Indian intelligence agencies received no warnings before the three bomb blasts that killed 18 people in Mumbai on Wednesday, the Times of India reports.
 
The attack is the biggest attack since Pakistani-based militants rampaged through the financial hub in 2008.
 
Suspicion, however, has fallen on the Indian Mujahideen, a shadowy home-grown terror group known for its city-to-city bombing campaigns using small explosive devices planted in restaurants, at bus stops and on busy streets.
 
"There was no intelligence regarding a militant attack in Mumbai. That is not a failure of intelligence agencies," Home Minister Palaniappan Chidambaram told reporters.
 
"[We] know that perpetrators have attacked and have worked in a very, very clandestine manner. Maybe it's a very small group, maybe they did not communicate with each other."
 
Chidambaram said it was too early to point the finger at a particular group, but said the "coordinated terror attacks" could be in retaliation to a number of plots recently foiled by police or arrests, including from the Indian Mujahideen. 
 
The Indian Mujahideen have been accused of ties to Pakistani terror groups involved in attacks in Indian Kashmir, as well as elsewhere in the country.
 
The bombings were the biggest attacks on Mumbai since the 2008 attacks killed 166 people, including Chabad emmisaries Gavriel and Rivka Holtzberg, which raised tensions with neighbour and nuclear rival Pakistan, and left a city on edge.
 
The blasts come as India and Pakistan seek to normalize ties. Pakistani leaders were swift in condemning the bombings, as was US President Barack Obama. 
 
There was no immediate indication any Pakistani group was involved.
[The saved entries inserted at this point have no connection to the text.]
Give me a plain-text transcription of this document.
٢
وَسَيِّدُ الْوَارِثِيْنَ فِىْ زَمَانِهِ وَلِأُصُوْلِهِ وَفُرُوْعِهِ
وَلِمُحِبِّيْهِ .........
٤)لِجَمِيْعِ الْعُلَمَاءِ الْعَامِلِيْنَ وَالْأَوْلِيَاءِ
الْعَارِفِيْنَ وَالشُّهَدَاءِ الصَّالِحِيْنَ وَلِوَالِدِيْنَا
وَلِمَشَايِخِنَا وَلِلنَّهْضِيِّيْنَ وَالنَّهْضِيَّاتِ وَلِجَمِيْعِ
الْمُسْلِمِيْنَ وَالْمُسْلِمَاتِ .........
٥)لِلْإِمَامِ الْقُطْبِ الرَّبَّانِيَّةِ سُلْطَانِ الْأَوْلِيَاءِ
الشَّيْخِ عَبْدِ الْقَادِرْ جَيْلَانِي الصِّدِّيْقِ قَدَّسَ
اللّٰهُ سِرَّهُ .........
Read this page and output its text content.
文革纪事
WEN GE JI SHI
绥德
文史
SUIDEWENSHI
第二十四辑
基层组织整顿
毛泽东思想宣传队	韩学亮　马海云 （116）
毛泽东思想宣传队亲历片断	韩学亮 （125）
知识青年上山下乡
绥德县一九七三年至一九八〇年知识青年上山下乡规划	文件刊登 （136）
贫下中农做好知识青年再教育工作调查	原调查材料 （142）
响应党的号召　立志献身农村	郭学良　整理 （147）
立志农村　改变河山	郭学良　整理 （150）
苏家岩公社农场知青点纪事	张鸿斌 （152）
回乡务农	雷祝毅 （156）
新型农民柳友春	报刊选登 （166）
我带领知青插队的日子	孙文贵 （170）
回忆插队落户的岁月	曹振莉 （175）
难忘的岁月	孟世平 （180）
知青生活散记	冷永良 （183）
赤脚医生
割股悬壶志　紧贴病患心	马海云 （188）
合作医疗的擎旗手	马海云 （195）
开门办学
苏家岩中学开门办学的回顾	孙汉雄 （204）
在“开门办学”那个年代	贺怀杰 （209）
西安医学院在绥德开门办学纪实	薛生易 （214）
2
But any suggestion of attributing blame to Islamabad would complicate a fraught relationship with India -- with whom it has a long-running dispute over Kashmir -- and further unravel ties with the United States.
 
"We live in the most troubled neighbourhood in the world. Pakistan and Afghanistan are the epicentre of terrorism," said Chidambaram, adding that Pakistan had still not given India support in pursuing those behind the 2008 attacks in Mumbai.
 
Home Grown Groups?
The Indian government's main opposition, the Hindu nationalist Bharatiya Janata Party, blamed the government for its laxness towards security.
 
"These repeated attacks on Bombay should be viewed as a policy failure. It is not an intelligence failure," top BJP leader L.K. Advani, a former deputy prime minister, said.
 
There has so far not been any claim of responsibility for the bombs, which were mixed with ammonium nitrate, a chemical compound often used in improved explosive devices (IEDs).
 
"It's very likely coordinated by Indian Mujahideen looking at the severity and scale of the attacks -- in the past they've used tiffin carrier bombs and IEDs," said Rohan Gunaratna, a Singapore-based al-Qaeda expert.
 
"Certainly there can be links between those who have done these attacks and overseas sources but the attacks themselves have been conducted by local groups, home grown Indian groups."
 
Chidambaram said 18 people had died in the attacks, lowering an earlier figure of 21. He said 23 out of the 131 wounded and admitted to hospitals were in a critical state.
 
The blasts came as beleaguered Prime Minister Manmohan Singh struggles to get past a series of corruption scandals and a resurgent opposition that has led to policy paralysis in Asia's third largest economy. A cabinet reshuffle this week was criticised as too little, too late.